Member of the Yukon Legislative Assembly for Vuntut Gwitchin
- In office April 12, 2021 – November 3, 2025
- Preceded by: Pauline Frost
- Succeeded by: Debra-Leigh Reti

Personal details
- Party: Yukon New Democratic Party

= Annie Blake =

Canadian politician

Annie Blake is a Canadian politician, who was elected to the Yukon Legislative Assembly in the 2021 Yukon general election. She represented the electoral district of Vuntut Gwitchin as a member of the Yukon New Democratic Party.

She finished in a 78–78 tie with incumbent MLA Pauline Frost on election night, which was further confirmed on a recount. Under Yukon election law, an exact tie between candidates is settled by drawing lots, and Blake was drawn as the winner. This was the second time in the history of the district, following the 1996 Yukon general election, that an election resulted in an exact tie settled in this manner.

Blake served as Deputy Speaker and Chair of Committee of the Whole of the Yukon Legislative Assembly. She also served as the Third Party critic for Health and Social Services, Justice, Tourism and Culture, and Youth Issues. She was defeated in the 2025 Yukon general election.

==Electoral record==

v; t; e; 2025 Yukon general election: Vuntut Gwitchin
Party: Candidate; Votes; %; ±%
Liberal; Debra-Leigh Reti; 52; 39.69; -10.31
New Democratic; Annie Blake; 45; 34.35; -15.65
Yukon Party; Sandra Charlie; 34; 25.95; New
Total valid votes: 131
Total rejected ballots
Turnout: 68.23
Eligible voters: 192
Liberal gain from New Democratic; Swing; +2.67
Source(s) "Recount confirms Liberal win in Yukon's Vuntut Gwitchin riding". CBC News. Retrieved 22 May 2026.

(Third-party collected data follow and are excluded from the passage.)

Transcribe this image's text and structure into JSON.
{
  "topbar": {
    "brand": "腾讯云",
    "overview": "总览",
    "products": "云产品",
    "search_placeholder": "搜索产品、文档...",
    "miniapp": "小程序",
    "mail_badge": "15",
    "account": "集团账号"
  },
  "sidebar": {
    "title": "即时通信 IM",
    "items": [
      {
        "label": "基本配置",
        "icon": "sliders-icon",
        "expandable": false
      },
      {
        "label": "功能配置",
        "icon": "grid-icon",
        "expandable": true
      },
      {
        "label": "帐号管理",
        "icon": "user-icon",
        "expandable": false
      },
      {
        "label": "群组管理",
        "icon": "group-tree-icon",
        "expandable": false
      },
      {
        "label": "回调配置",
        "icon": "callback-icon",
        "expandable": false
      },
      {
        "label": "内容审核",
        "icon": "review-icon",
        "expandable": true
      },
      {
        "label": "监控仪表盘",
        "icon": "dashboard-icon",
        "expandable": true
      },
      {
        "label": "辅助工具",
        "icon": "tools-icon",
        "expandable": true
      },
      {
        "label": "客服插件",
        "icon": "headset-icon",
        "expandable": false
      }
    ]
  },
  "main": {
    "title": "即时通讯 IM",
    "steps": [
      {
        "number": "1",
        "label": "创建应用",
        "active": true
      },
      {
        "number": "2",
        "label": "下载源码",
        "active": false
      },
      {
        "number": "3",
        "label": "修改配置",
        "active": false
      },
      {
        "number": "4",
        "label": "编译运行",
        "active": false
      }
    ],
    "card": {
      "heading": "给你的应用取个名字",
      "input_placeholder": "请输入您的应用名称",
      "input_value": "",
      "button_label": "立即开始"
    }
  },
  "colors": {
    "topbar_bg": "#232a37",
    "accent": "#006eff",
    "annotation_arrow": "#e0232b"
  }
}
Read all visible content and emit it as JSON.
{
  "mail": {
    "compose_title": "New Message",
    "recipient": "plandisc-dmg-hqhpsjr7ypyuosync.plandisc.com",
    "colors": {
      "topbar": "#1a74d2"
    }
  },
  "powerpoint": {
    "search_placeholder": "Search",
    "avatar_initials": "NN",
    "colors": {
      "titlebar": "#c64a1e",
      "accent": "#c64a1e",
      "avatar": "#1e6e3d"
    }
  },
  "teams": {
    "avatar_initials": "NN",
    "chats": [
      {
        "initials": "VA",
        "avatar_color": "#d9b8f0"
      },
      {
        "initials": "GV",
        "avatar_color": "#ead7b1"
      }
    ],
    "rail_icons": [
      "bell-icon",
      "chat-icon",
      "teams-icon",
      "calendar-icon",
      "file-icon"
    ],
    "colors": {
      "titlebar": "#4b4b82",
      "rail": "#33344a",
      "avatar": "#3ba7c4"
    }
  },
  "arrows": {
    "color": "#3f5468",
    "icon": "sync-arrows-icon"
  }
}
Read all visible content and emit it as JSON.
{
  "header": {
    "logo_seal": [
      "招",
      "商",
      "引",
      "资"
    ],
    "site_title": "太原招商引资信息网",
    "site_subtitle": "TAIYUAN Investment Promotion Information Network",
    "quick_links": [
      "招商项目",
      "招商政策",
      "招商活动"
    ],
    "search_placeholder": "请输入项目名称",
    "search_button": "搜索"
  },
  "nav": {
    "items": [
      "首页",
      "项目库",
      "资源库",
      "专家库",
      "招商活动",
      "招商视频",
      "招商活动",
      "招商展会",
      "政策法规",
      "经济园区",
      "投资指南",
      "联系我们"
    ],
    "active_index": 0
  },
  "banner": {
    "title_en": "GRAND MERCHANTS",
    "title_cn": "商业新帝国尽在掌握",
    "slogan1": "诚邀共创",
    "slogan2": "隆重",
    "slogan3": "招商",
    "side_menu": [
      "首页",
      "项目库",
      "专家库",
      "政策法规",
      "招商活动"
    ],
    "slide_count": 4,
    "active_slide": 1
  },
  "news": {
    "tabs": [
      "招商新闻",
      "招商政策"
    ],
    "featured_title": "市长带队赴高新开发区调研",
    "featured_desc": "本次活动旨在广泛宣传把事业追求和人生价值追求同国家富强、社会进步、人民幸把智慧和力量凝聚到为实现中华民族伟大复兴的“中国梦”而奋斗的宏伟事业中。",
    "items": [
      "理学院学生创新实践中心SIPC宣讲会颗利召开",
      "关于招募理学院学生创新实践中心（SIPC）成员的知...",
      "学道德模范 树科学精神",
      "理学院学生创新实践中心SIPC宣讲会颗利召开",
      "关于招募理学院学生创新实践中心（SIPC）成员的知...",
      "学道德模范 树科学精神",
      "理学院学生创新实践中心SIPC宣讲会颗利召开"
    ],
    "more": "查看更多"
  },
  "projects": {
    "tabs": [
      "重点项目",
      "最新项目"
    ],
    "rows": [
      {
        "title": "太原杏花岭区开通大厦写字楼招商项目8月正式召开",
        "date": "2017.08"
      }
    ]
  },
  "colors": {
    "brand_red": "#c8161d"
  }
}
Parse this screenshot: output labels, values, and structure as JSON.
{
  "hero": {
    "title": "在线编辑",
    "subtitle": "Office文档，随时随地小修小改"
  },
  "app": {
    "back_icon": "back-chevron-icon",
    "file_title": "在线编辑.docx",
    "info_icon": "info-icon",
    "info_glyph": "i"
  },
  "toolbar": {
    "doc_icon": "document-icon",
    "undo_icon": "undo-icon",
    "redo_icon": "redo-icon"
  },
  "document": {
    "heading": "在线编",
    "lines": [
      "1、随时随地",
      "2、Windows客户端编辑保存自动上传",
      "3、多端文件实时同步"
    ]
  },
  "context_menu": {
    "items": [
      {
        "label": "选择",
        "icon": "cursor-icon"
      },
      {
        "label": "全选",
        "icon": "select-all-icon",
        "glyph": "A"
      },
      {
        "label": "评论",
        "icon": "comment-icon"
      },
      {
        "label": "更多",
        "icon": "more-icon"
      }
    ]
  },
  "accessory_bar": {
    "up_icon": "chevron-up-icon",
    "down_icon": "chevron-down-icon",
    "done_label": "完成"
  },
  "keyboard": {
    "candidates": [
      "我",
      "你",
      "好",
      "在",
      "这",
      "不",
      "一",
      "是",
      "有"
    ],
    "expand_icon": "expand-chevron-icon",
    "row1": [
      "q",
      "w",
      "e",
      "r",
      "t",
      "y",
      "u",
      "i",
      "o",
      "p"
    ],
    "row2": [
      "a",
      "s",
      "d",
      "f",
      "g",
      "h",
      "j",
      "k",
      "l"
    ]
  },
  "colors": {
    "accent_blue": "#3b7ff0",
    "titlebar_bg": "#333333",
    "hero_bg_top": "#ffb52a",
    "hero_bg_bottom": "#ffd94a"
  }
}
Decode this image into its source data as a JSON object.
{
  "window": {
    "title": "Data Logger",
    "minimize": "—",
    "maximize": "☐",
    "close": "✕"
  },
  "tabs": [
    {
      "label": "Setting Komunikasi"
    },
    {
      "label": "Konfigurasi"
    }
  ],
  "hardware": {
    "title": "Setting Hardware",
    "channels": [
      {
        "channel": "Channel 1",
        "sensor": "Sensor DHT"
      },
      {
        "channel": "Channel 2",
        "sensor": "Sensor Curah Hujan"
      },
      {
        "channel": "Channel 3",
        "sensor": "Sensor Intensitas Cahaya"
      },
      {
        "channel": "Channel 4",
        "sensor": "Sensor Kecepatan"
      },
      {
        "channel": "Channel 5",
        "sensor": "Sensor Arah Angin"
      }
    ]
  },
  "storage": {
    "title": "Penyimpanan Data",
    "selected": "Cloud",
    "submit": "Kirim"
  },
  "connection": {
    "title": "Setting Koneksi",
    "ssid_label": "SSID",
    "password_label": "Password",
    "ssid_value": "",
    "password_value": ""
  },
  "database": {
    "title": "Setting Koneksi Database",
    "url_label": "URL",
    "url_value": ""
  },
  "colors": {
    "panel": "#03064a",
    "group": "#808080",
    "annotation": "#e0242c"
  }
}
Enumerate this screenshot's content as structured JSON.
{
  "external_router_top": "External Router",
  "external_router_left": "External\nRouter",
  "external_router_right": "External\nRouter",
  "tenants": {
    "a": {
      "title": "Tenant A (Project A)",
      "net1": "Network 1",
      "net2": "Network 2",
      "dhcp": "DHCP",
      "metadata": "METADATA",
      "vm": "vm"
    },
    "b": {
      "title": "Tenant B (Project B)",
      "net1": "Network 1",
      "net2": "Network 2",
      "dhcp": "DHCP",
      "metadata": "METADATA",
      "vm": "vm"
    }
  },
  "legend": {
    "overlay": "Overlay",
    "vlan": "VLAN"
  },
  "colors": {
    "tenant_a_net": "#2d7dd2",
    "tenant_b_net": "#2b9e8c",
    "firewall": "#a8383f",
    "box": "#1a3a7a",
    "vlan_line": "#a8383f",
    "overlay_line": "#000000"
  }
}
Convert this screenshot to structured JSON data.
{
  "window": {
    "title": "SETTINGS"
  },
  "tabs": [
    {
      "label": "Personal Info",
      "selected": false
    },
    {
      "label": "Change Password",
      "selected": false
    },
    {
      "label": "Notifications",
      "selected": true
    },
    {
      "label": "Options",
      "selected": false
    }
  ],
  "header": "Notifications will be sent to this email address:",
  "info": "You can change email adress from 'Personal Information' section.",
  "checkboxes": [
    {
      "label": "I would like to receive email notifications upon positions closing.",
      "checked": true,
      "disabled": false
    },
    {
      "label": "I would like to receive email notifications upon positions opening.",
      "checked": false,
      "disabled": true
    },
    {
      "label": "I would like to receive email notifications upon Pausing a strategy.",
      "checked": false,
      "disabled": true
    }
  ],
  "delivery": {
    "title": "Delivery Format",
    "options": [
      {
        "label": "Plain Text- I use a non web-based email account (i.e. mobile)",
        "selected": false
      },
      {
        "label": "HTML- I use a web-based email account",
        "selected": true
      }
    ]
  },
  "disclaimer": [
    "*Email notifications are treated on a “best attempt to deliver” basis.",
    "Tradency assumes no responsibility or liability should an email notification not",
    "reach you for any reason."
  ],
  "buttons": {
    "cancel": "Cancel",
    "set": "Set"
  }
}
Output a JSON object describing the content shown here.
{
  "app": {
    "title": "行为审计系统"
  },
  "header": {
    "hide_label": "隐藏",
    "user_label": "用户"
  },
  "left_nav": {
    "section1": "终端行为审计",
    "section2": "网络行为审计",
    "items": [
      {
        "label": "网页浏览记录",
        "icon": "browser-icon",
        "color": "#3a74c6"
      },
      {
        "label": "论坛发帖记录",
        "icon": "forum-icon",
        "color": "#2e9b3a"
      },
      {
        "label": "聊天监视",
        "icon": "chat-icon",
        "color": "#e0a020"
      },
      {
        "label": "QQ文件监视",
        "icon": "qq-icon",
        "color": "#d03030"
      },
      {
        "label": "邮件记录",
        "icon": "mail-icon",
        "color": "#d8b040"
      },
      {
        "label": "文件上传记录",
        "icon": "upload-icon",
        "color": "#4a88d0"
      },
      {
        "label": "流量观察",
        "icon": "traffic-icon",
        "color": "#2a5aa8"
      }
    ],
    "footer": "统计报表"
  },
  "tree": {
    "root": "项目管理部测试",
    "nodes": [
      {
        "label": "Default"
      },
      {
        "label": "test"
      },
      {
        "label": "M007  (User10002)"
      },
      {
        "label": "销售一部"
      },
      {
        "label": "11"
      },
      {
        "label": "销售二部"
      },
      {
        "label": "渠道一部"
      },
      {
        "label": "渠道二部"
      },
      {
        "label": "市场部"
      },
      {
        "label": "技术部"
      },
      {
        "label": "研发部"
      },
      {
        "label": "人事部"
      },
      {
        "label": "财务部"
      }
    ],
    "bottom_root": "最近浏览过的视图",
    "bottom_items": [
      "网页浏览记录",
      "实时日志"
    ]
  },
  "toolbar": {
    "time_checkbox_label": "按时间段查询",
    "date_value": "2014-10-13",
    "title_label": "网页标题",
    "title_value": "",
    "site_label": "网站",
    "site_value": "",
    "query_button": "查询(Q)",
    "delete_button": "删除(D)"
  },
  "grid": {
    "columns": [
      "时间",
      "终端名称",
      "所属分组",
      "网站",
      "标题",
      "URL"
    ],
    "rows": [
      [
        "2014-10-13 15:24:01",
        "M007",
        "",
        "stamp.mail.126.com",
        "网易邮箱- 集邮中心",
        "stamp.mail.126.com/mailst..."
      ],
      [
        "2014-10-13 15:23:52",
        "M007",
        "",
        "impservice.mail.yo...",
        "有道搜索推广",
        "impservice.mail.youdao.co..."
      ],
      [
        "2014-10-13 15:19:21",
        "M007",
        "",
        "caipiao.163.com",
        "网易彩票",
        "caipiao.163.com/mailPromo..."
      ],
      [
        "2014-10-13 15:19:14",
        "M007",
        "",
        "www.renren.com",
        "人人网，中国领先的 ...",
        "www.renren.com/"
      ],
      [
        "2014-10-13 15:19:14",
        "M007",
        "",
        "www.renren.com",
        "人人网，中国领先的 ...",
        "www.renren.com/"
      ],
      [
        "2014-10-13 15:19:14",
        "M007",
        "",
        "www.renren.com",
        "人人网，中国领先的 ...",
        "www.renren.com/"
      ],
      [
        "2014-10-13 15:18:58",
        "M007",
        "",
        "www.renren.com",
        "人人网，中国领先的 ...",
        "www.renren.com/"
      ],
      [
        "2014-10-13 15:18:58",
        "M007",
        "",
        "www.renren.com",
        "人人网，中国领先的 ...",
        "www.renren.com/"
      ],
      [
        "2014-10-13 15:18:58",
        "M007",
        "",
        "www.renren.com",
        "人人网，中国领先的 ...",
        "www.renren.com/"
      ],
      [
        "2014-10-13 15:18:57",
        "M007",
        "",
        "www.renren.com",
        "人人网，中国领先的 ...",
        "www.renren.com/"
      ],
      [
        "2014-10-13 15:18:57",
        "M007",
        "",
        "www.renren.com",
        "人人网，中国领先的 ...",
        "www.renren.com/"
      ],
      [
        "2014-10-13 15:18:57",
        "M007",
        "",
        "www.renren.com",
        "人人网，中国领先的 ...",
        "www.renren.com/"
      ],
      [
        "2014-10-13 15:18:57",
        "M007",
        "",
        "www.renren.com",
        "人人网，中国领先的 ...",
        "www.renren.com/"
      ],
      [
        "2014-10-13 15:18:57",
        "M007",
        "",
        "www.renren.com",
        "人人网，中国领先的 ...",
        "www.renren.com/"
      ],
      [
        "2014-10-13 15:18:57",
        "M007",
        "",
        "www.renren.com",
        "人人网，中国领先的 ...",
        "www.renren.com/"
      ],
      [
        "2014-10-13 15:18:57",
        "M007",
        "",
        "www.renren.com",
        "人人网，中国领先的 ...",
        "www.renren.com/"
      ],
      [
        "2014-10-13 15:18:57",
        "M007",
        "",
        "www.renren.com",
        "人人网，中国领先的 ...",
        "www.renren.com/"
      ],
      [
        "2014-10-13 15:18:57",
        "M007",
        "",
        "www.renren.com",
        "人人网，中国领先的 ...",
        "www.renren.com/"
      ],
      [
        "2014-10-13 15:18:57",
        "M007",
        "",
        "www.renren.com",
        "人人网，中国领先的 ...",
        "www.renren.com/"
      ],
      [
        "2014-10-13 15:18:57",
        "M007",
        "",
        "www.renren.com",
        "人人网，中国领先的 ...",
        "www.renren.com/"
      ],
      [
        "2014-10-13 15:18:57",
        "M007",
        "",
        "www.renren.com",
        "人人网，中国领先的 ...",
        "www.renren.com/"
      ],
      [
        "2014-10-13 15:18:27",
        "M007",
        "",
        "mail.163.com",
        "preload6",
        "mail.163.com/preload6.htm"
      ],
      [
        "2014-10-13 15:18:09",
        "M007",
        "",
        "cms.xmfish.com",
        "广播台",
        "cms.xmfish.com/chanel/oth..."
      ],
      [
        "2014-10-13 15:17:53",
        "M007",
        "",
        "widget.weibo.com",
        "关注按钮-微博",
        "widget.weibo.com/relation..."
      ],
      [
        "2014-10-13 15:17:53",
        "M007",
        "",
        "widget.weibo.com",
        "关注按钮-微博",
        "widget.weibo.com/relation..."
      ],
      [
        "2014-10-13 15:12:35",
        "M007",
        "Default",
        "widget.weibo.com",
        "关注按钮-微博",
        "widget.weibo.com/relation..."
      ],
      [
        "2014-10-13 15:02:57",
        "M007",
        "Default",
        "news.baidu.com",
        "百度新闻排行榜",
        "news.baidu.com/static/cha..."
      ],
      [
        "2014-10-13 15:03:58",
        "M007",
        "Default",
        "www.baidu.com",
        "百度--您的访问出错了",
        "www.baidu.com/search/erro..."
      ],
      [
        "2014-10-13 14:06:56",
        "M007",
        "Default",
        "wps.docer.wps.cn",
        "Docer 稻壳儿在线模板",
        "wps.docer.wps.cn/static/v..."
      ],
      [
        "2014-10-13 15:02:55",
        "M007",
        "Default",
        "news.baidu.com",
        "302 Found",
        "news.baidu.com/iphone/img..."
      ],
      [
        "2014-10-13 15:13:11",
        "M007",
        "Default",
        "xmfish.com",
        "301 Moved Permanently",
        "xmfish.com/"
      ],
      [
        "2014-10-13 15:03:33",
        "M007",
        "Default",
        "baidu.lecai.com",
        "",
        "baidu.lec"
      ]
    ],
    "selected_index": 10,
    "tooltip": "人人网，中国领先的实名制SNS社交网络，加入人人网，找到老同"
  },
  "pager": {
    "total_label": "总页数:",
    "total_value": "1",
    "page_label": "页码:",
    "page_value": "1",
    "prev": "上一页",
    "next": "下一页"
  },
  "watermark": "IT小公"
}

2021 Yukon general election
Party: Candidate; Votes; %; ±%
New Democratic; Annie Blake; 78; 50.0; +48.0
Liberal; Pauline Frost; 78; 50.0; -1.3
Total valid votes
Total rejected ballots
Turnout: 156; 76.5
Eligible voters: 204
New Democratic gain from Liberal; Swing; +24.2
Source(s) "Unofficial Election Results 2021". Elections Yukon. Retrieved 24 April 2021.